My sister Patty loved Morning Glories. I remember her house in the north woods of Wisconsin, one whole side almost covered in these bright, beautiful little bundles of hope. Perhaps one of the most precious things I carried home with me from that one visit I was able to make to her house was a love for her favorite flower- after that I always felt closer to her when I planted and nurtured my own Morning Glories in my yard in New York state.

It’s been seven years since she passed away, and I still can’t seem to really get a hold of the idea. It refuses to take root in my heart. Several times a week I think of telling her something, sharing some bit of my life and the lives of my children- three of whom she never got a chance to know- and I have to remind myself that that’s never going to happen again. Seems like the pain of that reminder should diminish with time, but it hasn’t yet.

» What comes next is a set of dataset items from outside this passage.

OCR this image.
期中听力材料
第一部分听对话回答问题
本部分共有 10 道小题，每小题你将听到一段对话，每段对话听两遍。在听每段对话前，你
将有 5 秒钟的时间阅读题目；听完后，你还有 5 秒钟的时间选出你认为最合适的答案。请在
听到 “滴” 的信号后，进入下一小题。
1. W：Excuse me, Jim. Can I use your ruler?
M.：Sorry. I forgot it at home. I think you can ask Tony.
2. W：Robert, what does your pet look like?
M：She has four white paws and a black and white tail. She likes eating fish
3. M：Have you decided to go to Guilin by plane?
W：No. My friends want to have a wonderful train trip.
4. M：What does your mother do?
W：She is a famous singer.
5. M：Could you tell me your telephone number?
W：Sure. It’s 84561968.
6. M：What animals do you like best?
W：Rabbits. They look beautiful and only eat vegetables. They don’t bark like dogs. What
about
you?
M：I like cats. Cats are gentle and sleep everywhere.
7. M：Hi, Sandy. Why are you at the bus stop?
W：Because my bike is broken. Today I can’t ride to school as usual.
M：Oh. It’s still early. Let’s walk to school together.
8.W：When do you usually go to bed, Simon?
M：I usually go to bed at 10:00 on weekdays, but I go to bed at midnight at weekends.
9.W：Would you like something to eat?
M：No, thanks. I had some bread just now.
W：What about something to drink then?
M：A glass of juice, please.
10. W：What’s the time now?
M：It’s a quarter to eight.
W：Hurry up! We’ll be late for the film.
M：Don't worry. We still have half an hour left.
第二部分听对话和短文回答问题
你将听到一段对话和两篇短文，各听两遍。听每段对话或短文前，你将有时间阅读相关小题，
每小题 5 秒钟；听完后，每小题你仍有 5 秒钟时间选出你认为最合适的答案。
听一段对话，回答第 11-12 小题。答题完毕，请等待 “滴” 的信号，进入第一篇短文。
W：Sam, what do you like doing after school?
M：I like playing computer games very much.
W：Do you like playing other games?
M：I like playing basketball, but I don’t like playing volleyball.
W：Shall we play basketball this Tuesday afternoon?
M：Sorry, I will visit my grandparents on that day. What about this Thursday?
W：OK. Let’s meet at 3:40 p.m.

A few weeks ago I was looking through some of the children’s books, and I came across a book that Patty had given them. In the front she had drawn several bright flowers, all from her imagination, and she had written”Art by Auntie Patty” under them. As always when I think of her, and of the distance that is now permanently between us, my heart started to ache. I put the book away, and went to greet the boys coming home from school. Mu’aadh, my eight year old, came in with a smile as wide as his face, his brown eyes dancing.

“I have a present for you, Ummi,” he said, pulling his hand out from behind his back.

In his hand was a vine, with three lovely blue Morning Glories shouting out from the leaves.

Our second vine from Mu'aadh's clipping

With this small gift from a little boy who never knew his Auntie Patty, I found comfort. I know that I will never talk with Patty again, laugh with her, eat pizza with her…but maybe, just maybe, I can still carry a little piece of her with me always. The part that lives in the hope of the Morning Glories.